Cork is an unconventional fabric to find in a clothing store, which is ironic, given its versatility and potential. Putting aside its reusable, recyclable, and 100 percent natural properties, oak trees absorb up to 14 million tons of CO2 every year. In addition, cork fabric production keeps well away from heavy metals, using only organic solvents and mineral fibres. So apart from being vegan, durable, waterproof, and fire-resistant, items made from cork quite literally save the planet.
‘The world is changing. Nature tells us we need to change,’ says Neri Yasar, founder of NY Cork. Selfishness and sustainability don’t go hand-in-hand, she says – our world is borrowed from future generations, and we have to look after it. For those putting themselves out there and searching for sustainable fashion alternatives, Yasar recommends a healthy dose of curiosity and resilience. ‘We discover things only if we are open to discovery,’ she adds.
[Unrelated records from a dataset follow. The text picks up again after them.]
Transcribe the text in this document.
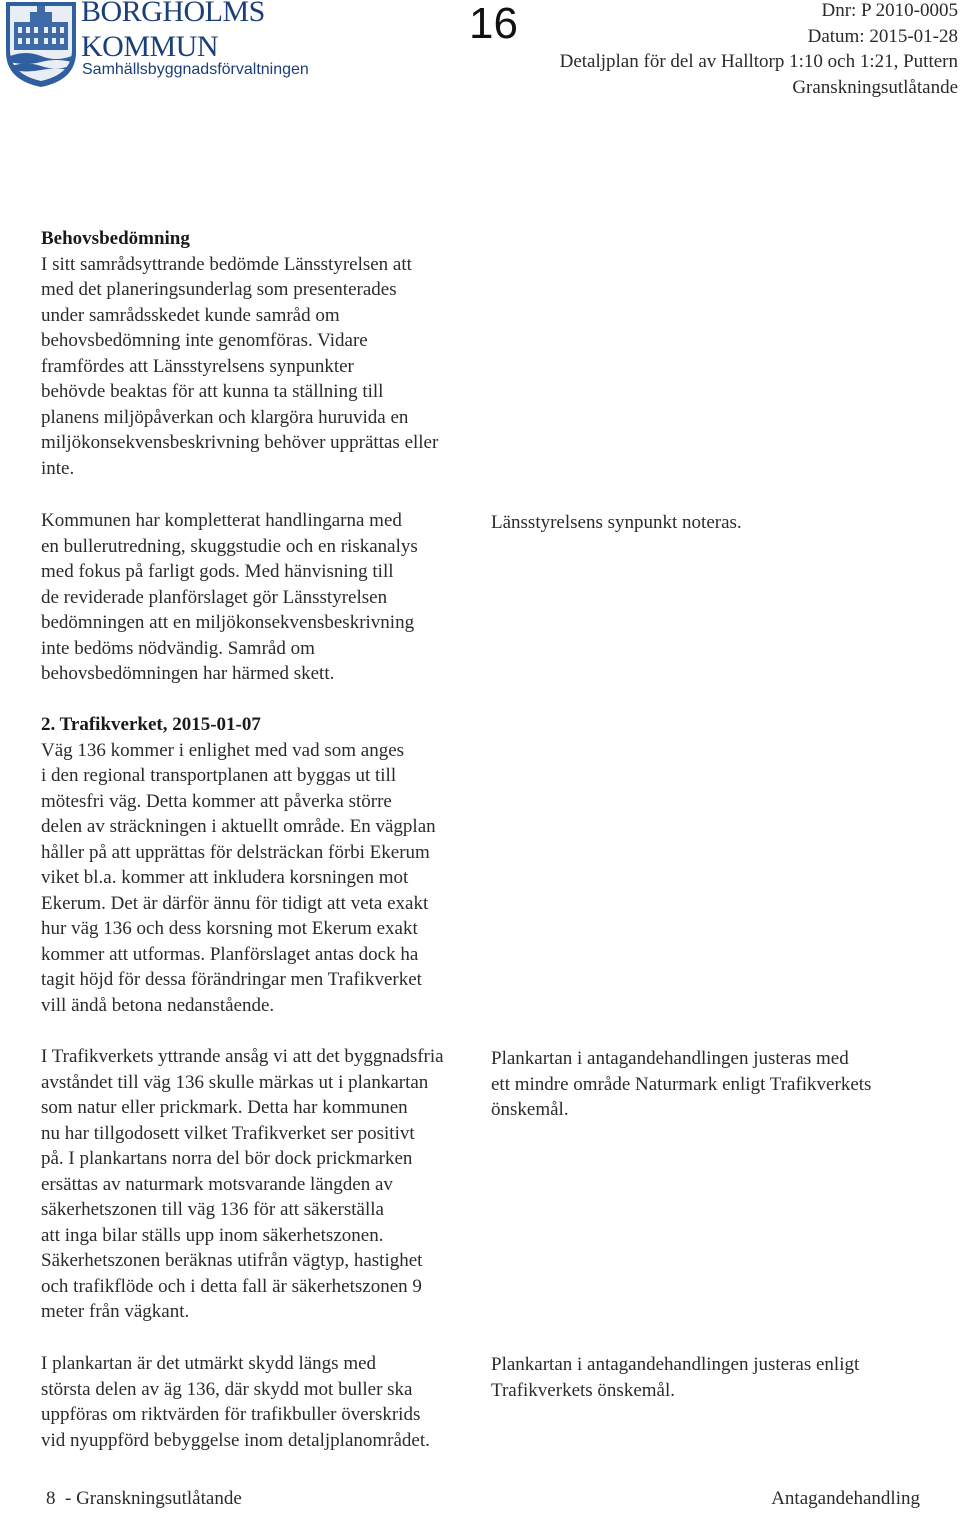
BORGHOLMS
KOMMUN
Samhällsbyggnadsförvaltningen
16	Dnr: P 2010-0005
Datum: 2015-01-28
Detaljplan för del av Halltorp 1:10 och 1:21, Puttern
Granskningsutlåtande

Behovsbedömning

I sitt samrådsyttrande bedömde Länsstyrelsen att

med det planeringsunderlag som presenterades

under samrådsskedet kunde samråd om

behovsbedömning inte genomföras. Vidare

framfördes att Länsstyrelsens synpunkter

behövde beaktas för att kunna ta ställning till

planens miljöpåverkan och klargöra huruvida en

miljökonsekvensbeskrivning behöver upprättas eller

inte.

Kommunen har kompletterat handlingarna med

en bullerutredning, skuggstudie och en riskanalys

med fokus på farligt gods. Med hänvisning till

de reviderade planförslaget gör Länsstyrelsen

bedömningen att en miljökonsekvensbeskrivning

inte bedöms nödvändig. Samråd om

behovsbedömningen har härmed skett.

Länsstyrelsens synpunkt noteras.

2. Trafikverket, 2015-01-07

Väg 136 kommer i enlighet med vad som anges

i den regional transportplanen att byggas ut till

mötesfri väg. Detta kommer att påverka större

delen av sträckningen i aktuellt område. En vägplan

håller på att upprättas för delsträckan förbi Ekerum

viket bl.a. kommer att inkludera korsningen mot

Ekerum. Det är därför ännu för tidigt att veta exakt

hur väg 136 och dess korsning mot Ekerum exakt

kommer att utformas. Planförslaget antas dock ha

tagit höjd för dessa förändringar men Trafikverket

vill ändå betona nedanstående.

I Trafikverkets yttrande ansåg vi att det byggnadsfria

avståndet till väg 136 skulle märkas ut i plankartan

som natur eller prickmark. Detta har kommunen

nu har tillgodosett vilket Trafikverket ser positivt

på. I plankartans norra del bör dock prickmarken

ersättas av naturmark motsvarande längden av

säkerhetszonen till väg 136 för att säkerställa

att inga bilar ställs upp inom säkerhetszonen.

Säkerhetszonen beräknas utifrån vägtyp, hastighet

och trafikflöde och i detta fall är säkerhetszonen 9

meter från vägkant.

Plankartan i antagandehandlingen justeras med

ett mindre område Naturmark enligt Trafikverkets

önskemål.

I plankartan är det utmärkt skydd längs med

största delen av äg 136, där skydd mot buller ska

uppföras om riktvärden för trafikbuller överskrids

vid nyuppförd bebyggelse inom detaljplanområdet.

Plankartan i antagandehandlingen justeras enligt

Trafikverkets önskemål.

8 - Granskningsutlåtande	Antagandehandling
She reminisces the day the head gardener of her previous workplace announced that an oak tree must be cut down. ‘When I checked the tree, I realised something was different. It didn’t seem dead to me. I discovered that this is the natural process of cork trees. If I hadn’t researched, we would have cut it down, and we could have never known!’ she says. It was this day that inspired her to study design in Italy, follow her heart, and set up NY Cork. From practical shoes and classy clutches to modern phone cases and statement bracelets, NY Cork is taking the world by storm.
Yasar believes that more and more people are consciously trying to buy ecologically and lead sustainable lifestyles. And although many countries still face difficulties in breaking traditions and moving forward, influencers are becoming role-models for the public. ‘We have the Internet, and we have the media, so it’s easy to get all kinds of information. Companies are also changing, and producing more ethical products. The movement has already begun,’ she says.
‘We are still miles away from where we have to be,’ Yasar admits, although NY Cork is doing its part in educating their customers about sustainability and the difference that each purchase from their store can make. ‘I don’t just want to be the person who produces cork items. I want to be the person who leaves something in this world for future generations,’ she says. NY Cork is working towards expanding its reach across the globe, making a difference on a larger scale. At the moment, each product sold plants a pine tree.
‘We do not produce before we finish our stocks, and we are converting some of our old models into new models,’ Yasar says, explaining her disagreement with fast fashion trends. ‘[Fast fashion] is just a part of a fast-consuming system, and it is taking us to the end if we do not change,’ she adds.
And perhaps this change can start in the woods. Cork is harvested from the outer layer of the park of the oak tree. Every nine years, counting from its 20th birthday, the tree sheds its skin, and continues to do so throughout its lifetime. The process being ompletely harmless to the tree itself, peeled bark is then processed into a fabric. ‘Since we do not yet harvest in Turkey, we buy our fabrics from abroad. We give some designs to the factory to produce, we buy ready, or we design some of them after we buy the basic cork,’ Yasar explains. Sometimes samples need to be re-worked a few times before finished products can be sent to their partner stores, ready to combat fashion trends and make a statement.
Fashion, as nature intended. Completely sustainable, unbelievably versatile, and incredibly beautiful, cork might just be the staple wardrobe item we didn’t know we needed.